Health care entities still trying to adapt to the “new normal” and come to grips with cyberthreats in the shadow of the ongoing COVID-19 pandemic are finding that those threats—many from well-organized international actors—are evolving rapidly and escalating.
Still, there’s good news mixed in: The increase in threats appears to have led to an increase in threat response activities, said Tim Keeler, founder and CEO of Remediant. “Specifically, we’ve noticed an uptick in the number of health systems (providers) and government entities being targeted, with near-daily headlines exposing the latest breach,” Keeler told RPP. “Alone, these shifts may not have impacted the cyber industry, but together these trends have led to noticeable differences in health care entities’ efforts to increase security—a trend reflected in the characteristics of our sales pipeline.”
When the pandemic first gained strength in March, experts warned of existing security risks such as phishing attempts and ransomware, plus new risks associated with the dramatic increase in telemedicine and telework.
In large part, those predictions have come true. For example, Rebecca Herold, president of SIMBUS360 and CEO of The Privacy Professor, said that phishing attempts have increased dramatically. “I personally received more email phishing attempts in the first week of March than in all of January and February combined.
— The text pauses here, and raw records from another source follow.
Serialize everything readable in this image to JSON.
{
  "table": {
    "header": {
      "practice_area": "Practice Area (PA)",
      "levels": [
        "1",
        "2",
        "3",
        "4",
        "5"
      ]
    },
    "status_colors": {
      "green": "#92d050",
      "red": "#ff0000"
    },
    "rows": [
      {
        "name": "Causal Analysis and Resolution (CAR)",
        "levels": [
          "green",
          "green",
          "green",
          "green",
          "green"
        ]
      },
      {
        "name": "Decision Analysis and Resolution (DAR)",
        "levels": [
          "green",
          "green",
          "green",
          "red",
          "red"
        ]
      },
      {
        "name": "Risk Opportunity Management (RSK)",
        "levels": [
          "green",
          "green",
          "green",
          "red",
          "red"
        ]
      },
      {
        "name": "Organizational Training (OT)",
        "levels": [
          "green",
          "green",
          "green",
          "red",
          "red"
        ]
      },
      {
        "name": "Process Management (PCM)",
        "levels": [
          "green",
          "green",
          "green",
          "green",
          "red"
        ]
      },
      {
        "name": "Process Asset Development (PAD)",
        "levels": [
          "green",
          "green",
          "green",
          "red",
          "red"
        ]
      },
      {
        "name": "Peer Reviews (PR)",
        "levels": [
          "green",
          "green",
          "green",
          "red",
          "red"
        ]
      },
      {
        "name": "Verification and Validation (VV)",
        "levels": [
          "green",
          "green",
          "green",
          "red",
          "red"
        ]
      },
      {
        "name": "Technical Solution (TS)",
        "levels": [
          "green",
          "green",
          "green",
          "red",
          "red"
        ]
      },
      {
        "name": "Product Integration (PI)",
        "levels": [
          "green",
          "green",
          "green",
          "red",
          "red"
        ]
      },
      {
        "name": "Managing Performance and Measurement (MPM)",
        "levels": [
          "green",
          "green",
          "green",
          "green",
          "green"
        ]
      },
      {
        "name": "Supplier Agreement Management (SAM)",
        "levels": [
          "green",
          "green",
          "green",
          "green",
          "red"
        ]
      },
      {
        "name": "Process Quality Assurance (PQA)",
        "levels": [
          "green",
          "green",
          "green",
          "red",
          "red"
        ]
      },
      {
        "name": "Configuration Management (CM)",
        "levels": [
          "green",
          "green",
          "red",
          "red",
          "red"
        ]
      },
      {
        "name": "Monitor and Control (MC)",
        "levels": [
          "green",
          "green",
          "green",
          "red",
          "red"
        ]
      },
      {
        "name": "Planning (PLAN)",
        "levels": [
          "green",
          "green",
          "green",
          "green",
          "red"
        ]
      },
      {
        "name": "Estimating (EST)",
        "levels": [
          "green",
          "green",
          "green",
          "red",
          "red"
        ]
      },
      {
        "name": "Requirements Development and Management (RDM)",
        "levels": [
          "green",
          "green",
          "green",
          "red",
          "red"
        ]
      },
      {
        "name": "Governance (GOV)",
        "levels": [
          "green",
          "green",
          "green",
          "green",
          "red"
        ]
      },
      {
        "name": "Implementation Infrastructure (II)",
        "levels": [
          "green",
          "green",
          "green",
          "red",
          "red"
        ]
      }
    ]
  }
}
And I am not unique—I am seeing similar results experienced by others as well,” she said. Some of the attempts are sophisticated, she said, while others “look like the early types of phishing attempts that were first used back in the late 1990s and early 2000s.”
Some emails Herold has received include old passwords of hers that no longer are in use, along with subject lines reading “I RECORDED YOU!” They claimed to have recordings of her taken through her webcam. “I anticipate many people will fall for this message, and ones similar to it, since it will create fear and surprise in recipients who are not aware of such types of salacious phishing exploits,” she said.